La liste de cette année a exclu un nombre record de 2 400 chercheur.e.s, une hausse remarquable par rapport aux 500 exclu.e.s en 2022. Bien qu’elle mentionne des « préoccupations concernant l’intégrité de la recherche », elle n’a signalé aucune faute. Elle a souligné des schémas de publication atypiques justifiant l’exclusion.
Un tsunami de mauvais articles
Enfin, M. Béné a déclaré que l'analyse de Clarivate met en évidence la croissance exponentielle des publications et des revues scientifiques. Aujourd'hui, il existe au moins 20 000 revues universitaires publiant plus de 3,4 millions d'articles par an (même si certaines estimations vont jusqu'à 50 000 et 5 millions, respectivement).
« Cela a beaucoup à voir avec le modèle économique à but lucratif de l’industrie de l’édition scientifique, qui n’est pas motivée par la publication d’articles de qualité », a déclaré Béné, ajoutant que ce « tsunami » de publications est particulièrement préjudiciable aux jeunes chercheur.e.s.
« Vous pouvez avoir de jeunes chercheur.e.s très talentueux.ses qui commencent leur carrière mais qui peinent à obtenir de la reconnaissance », a poursuivi Béné. « Même si leur article est excellent, il n’est pas remarqué parce qu’il se trouve au milieu de la mer d’articles publiés chaque semaine. »

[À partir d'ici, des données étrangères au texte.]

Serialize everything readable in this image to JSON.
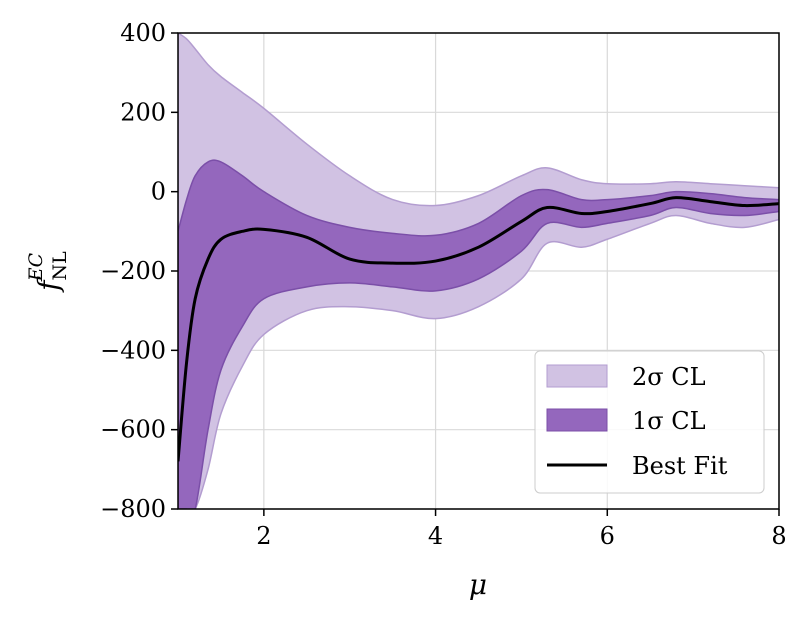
{
  "chart_data": {
    "type": "area",
    "xlabel": "μ",
    "ylabel_main": "f",
    "ylabel_sub": "NL",
    "ylabel_sup": "EC",
    "xlim": [
      1,
      8
    ],
    "ylim": [
      -800,
      400
    ],
    "xticks": [
      2,
      4,
      6,
      8
    ],
    "xtick_labels": [
      "2",
      "4",
      "6",
      "8"
    ],
    "yticks": [
      -800,
      -600,
      -400,
      -200,
      0,
      200,
      400
    ],
    "ytick_labels": [
      "−800",
      "−600",
      "−400",
      "−200",
      "0",
      "200",
      "400"
    ],
    "grid": true,
    "legend_position": "lower-right",
    "colors": {
      "two_sigma_fill": "#d1c2e3",
      "two_sigma_edge": "#b39dd0",
      "one_sigma_fill": "#9467bd",
      "one_sigma_edge": "#7b4fa8",
      "best_fit": "#000000",
      "grid": "#d9d9d9"
    },
    "x": [
      1.0,
      1.1,
      1.2,
      1.35,
      1.5,
      1.75,
      2.0,
      2.5,
      3.0,
      3.5,
      4.0,
      4.5,
      5.0,
      5.3,
      5.7,
      6.0,
      6.5,
      6.8,
      7.2,
      7.6,
      8.0
    ],
    "series": [
      {
        "name": "2σ CL",
        "upper": [
          400,
          385,
          360,
          320,
          290,
          250,
          210,
          120,
          40,
          -20,
          -35,
          -10,
          40,
          60,
          30,
          20,
          20,
          25,
          20,
          15,
          10
        ],
        "lower": [
          -800,
          -800,
          -800,
          -700,
          -560,
          -440,
          -360,
          -300,
          -290,
          -300,
          -320,
          -290,
          -220,
          -130,
          -140,
          -120,
          -80,
          -60,
          -80,
          -90,
          -70
        ]
      },
      {
        "name": "1σ CL",
        "upper": [
          -100,
          -20,
          40,
          75,
          75,
          40,
          0,
          -60,
          -90,
          -105,
          -110,
          -80,
          -10,
          5,
          -20,
          -20,
          -10,
          0,
          -5,
          -15,
          -20
        ],
        "lower": [
          -800,
          -800,
          -800,
          -600,
          -450,
          -340,
          -270,
          -240,
          -230,
          -240,
          -250,
          -220,
          -150,
          -80,
          -90,
          -80,
          -60,
          -40,
          -55,
          -60,
          -50
        ]
      },
      {
        "name": "Best Fit",
        "values": [
          -680,
          -430,
          -270,
          -170,
          -120,
          -100,
          -95,
          -115,
          -170,
          -180,
          -175,
          -140,
          -75,
          -40,
          -55,
          -50,
          -30,
          -15,
          -25,
          -35,
          -30
        ]
      }
    ],
    "legend": [
      "2σ CL",
      "1σ CL",
      "Best Fit"
    ]
  }
}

De plus, « vous avez un nombre croissant d’articles de mauvaise qualité qui sont publiés », a déclaré Béné, puisque de nombreuses revues publient désormais pour le profit plutôt que pour la qualité.

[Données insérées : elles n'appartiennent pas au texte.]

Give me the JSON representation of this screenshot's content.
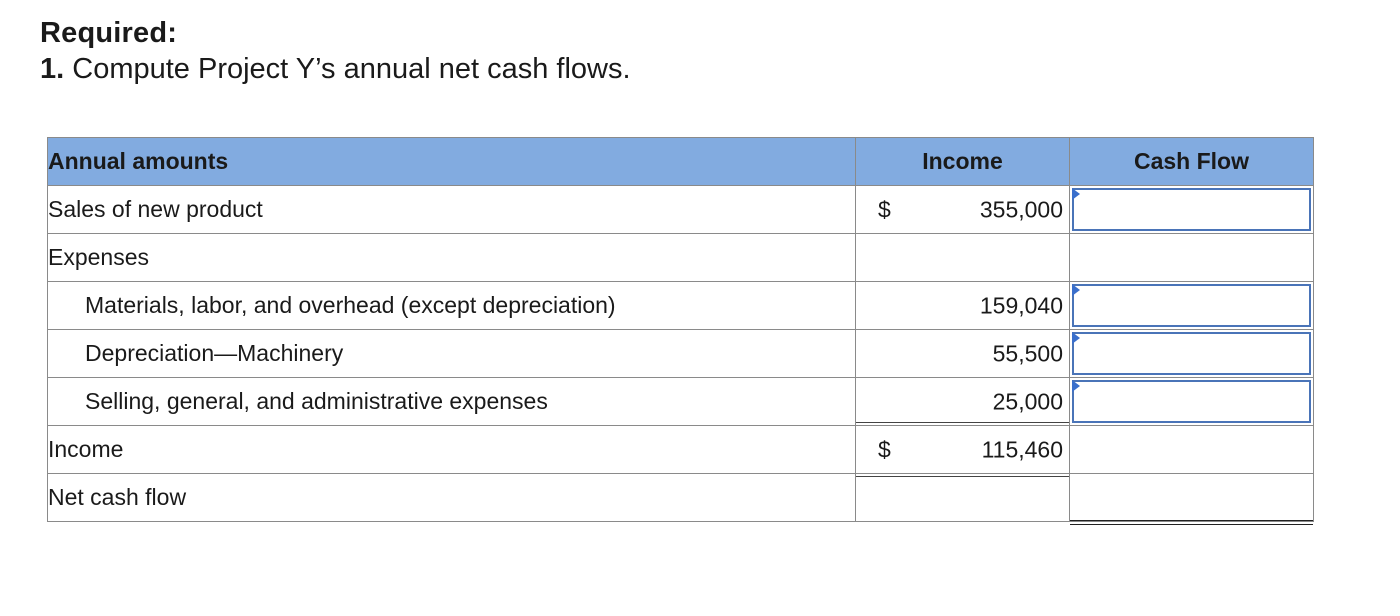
{
  "heading": "Required:",
  "question": {
    "number": "1.",
    "text": "Compute Project Y’s annual net cash flows."
  },
  "table": {
    "headers": {
      "label": "Annual amounts",
      "income": "Income",
      "cash_flow": "Cash Flow"
    },
    "rows": [
      {
        "label": "Sales of new product",
        "currency": "$",
        "income": "355,000",
        "cash_flow": ""
      },
      {
        "label": "Expenses",
        "currency": "",
        "income": "",
        "cash_flow": ""
      },
      {
        "label": "Materials, labor, and overhead (except depreciation)",
        "currency": "",
        "income": "159,040",
        "cash_flow": ""
      },
      {
        "label": "Depreciation—Machinery",
        "currency": "",
        "income": "55,500",
        "cash_flow": ""
      },
      {
        "label": "Selling, general, and administrative expenses",
        "currency": "",
        "income": "25,000",
        "cash_flow": ""
      },
      {
        "label": "Income",
        "currency": "$",
        "income": "115,460",
        "cash_flow": ""
      },
      {
        "label": "Net cash flow",
        "currency": "",
        "income": "",
        "cash_flow": ""
      }
    ]
  },
  "colors": {
    "header_bg": "#82abe0",
    "input_border": "#4a74b8",
    "input_marker": "#3a6fcc"
  }
}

« Nous sommes passé.e.s d’un système où il y avait des gardien.ne.s très fier.ère.s de veiller à ce que seuls les meilleurs articles soient publiés, à un système où des éditeur.rice.s professionnel.le.s, qui ne sont pas des scientifiques, sont désormais en charge du processus éditorial et sont payé.e.s pour garantir une publication fluide et rapide d’un maximum d’articles », a expliqué Béné.
Christophe Béné
Principal Scientist - Senior Policy Advisor
Crédit d'image : AI-generated via NotebookLM.
Citer l'avenir
Il n’est pas facile de prédire ce que le système actuel de publication annonce pour la qualité des nouvelles et nouveaux arrivant.e.s dans les rangs des chercheur.e.s fortement cité.e.s, si ce n’est qu’une proportion disproportionnée d’articles ne sont jamais cités, un problème qui, selon Béné, remonte à au moins une décennie.

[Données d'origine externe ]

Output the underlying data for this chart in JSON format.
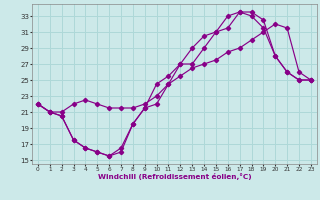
{
  "xlabel": "Windchill (Refroidissement éolien,°C)",
  "bg_color": "#cce9e9",
  "grid_color": "#aed8d8",
  "line_color": "#880088",
  "xlim": [
    -0.5,
    23.5
  ],
  "ylim": [
    14.5,
    34.5
  ],
  "yticks": [
    15,
    17,
    19,
    21,
    23,
    25,
    27,
    29,
    31,
    33
  ],
  "xticks": [
    0,
    1,
    2,
    3,
    4,
    5,
    6,
    7,
    8,
    9,
    10,
    11,
    12,
    13,
    14,
    15,
    16,
    17,
    18,
    19,
    20,
    21,
    22,
    23
  ],
  "line1_x": [
    0,
    1,
    2,
    3,
    4,
    5,
    6,
    7,
    8,
    9,
    10,
    11,
    12,
    13,
    14,
    15,
    16,
    17,
    18,
    19,
    20,
    21,
    22,
    23
  ],
  "line1_y": [
    22,
    21,
    20.5,
    17.5,
    16.5,
    16,
    15.5,
    16,
    19.5,
    21.5,
    24.5,
    25.5,
    27,
    29,
    30.5,
    31,
    31.5,
    33.5,
    33,
    31.5,
    28,
    26,
    25,
    25
  ],
  "line2_x": [
    0,
    1,
    2,
    3,
    4,
    5,
    6,
    7,
    8,
    9,
    10,
    11,
    12,
    13,
    14,
    15,
    16,
    17,
    18,
    19,
    20,
    21,
    22,
    23
  ],
  "line2_y": [
    22,
    21,
    20.5,
    17.5,
    16.5,
    16,
    15.5,
    16.5,
    19.5,
    21.5,
    22,
    24.5,
    27,
    27,
    29,
    31,
    33,
    33.5,
    33.5,
    32.5,
    28,
    26,
    25,
    25
  ],
  "line3_x": [
    0,
    1,
    2,
    3,
    4,
    5,
    6,
    7,
    8,
    9,
    10,
    11,
    12,
    13,
    14,
    15,
    16,
    17,
    18,
    19,
    20,
    21,
    22,
    23
  ],
  "line3_y": [
    22,
    21,
    21,
    22,
    22.5,
    22,
    21.5,
    21.5,
    21.5,
    22,
    23,
    24.5,
    25.5,
    26.5,
    27,
    27.5,
    28.5,
    29,
    30,
    31,
    32,
    31.5,
    26,
    25
  ]
}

L’intelligence artificielle pourrait être utile pour trier les publications de qualité de celles qui le sont moins.
Clarivate, pour sa part, semble déterminée à innover pour relever les défis du système de classement.
« Alors que le besoin de données de haute qualité provenant de sources rigoureusement sélectionnées devient de plus en plus important, nous nous sommes adapté.e.s et avons répondu aux avancées technologiques et aux évolutions du paysage de l’édition … nous continuons d’affiner nos politiques d’évaluation et de sélection pour notre programme annuel des chercheur.e.s hautement cité.e.s afin de relever les défis d’un corpus académique de plus en plus complexe et pollué », a déclaré David Pendlebury, responsable de l’analyse de la recherche à l’Institut pour l’information scientifique de Clarivate.